Pendleton’s paintings are both visually and conceptually dense. They blur the formal lines between painting, photography, drawing, and print. Created with a mix of ink, spray paint, watercolor, and stenciling, the works carry an atmospheric tension—gestures that feel choreographed, yet improvisational. 

“Adam and I share a deep commitment to the beauty of painting,” said Head Curator Evelyn Hankins. “But we come at it from different vantage points. The exhibition is an invitation for close looking.”

That invitation culminates in “Resurrection City Revisited: Who Owns Geometry, Anyway,” a video that anchors the exhibition’s final gallery.
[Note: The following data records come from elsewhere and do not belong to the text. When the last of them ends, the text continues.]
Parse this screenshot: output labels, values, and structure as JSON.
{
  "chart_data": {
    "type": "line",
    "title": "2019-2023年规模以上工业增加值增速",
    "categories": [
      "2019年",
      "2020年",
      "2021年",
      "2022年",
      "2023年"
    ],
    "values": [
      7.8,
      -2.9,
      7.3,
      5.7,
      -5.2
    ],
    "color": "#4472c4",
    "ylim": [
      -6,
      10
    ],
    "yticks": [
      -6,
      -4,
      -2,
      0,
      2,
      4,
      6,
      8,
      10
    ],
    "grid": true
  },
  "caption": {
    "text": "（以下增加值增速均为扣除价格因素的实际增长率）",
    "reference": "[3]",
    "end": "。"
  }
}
Weaving archival footage from the civil rights era with abstract animations, the film holds a mirror up to the rest of the show—reminding viewers that the history of gesture is as political as it is aesthetic. 

“It’s the video,” Hankins noted, “that is truly a testament to his expansive understanding of what painting can be.”

Art collector and High Museum of Art Board Member Hassan Smith shared that “Love, Queen” was “one of [his] favorite exhibition[s] of the year.” While Pendleton’s work can be a bit enigmatic and challenging for newer enthusiasts to absorb, Smith articulated the “depth, character and brilliance of Adam pour[ing] out from his latest works.”

For Pendleton, this moment is both personal and public. 

“These works are about abstract and complex thought,” he told the assembled audience. “They ask us to recognize, push, and realize our humanistic spirit and potential.” 

As he stood before the paintings, the artist reflected on his early visits to the Hirshhorn and how works by artists like Joan Mitchell, Hans Hofmann, and Jackson Pollock shaped him. Now, his paintings hang in dialogue with theirs, in the museum’s adjoining Revolutions exhibition.

If “Love, Queen” is about anything, it’s about taking time. 

A visceral interplay of drips, strokes, and layered textures, “Untitled (Days)” reflects Adam Pendleton’s ongoing exploration of abstraction as both language and gesture. The work, now on display at the Hirshhorn, channels urgency and resistance through a choreography of black marks, situating the canvas as a site of memory, action, and radical presence. (Adam Pendleton, "Untitled (Days)," 2023–2024. Silkscreen ink and black gesso on canvas. © Adam Pendleton. Photo: Andy Romer)
A visceral interplay of drips, strokes, and layered textures, “Untitled (Days)” reflects Adam Pendleton’s ongoing exploration of abstraction as both language and gesture. The work, now on display at the Hirshhorn, channels urgency and resistance through a choreography of black marks, situating the canvas as a site of memory, action, and radical presence. (Adam Pendleton, “Untitled (Days),” 2023–2024. Silkscreen ink and black gesso on canvas. © Adam Pendleton. Photo: Andy Romer)

“This work is not about quick looking,” Pendleton reminded the audience. “Open your eyes. Open your mind. Use your imaginative potential.”

That ethos radiates through the show — from the smallest stenciled mark to the immersive power of the final video.

For audiences, the invitation is clear: slow down, look closely, and form your own relationship with the work. Research the practice. Revisit the rooms. Let the rhythm of Pendleton’s abstraction lead you toward new questions — about art, identity, and the spaces in between.

Chiu and Hankins have created space for Pendleton’s voice to resonate — not just as an artist, but as a thinker, a builder of language, and a contributor to the ever-evolving history of abstraction. As Chiu said, “This exhibition adds to the conversation of where art is today.”

“Love, Queen” is on view now at the Hirshhorn Museum and Sculpture Garden, located at Independence Ave and 7th St SW, Washington, DC 20560. The video work plays at the top of every hour.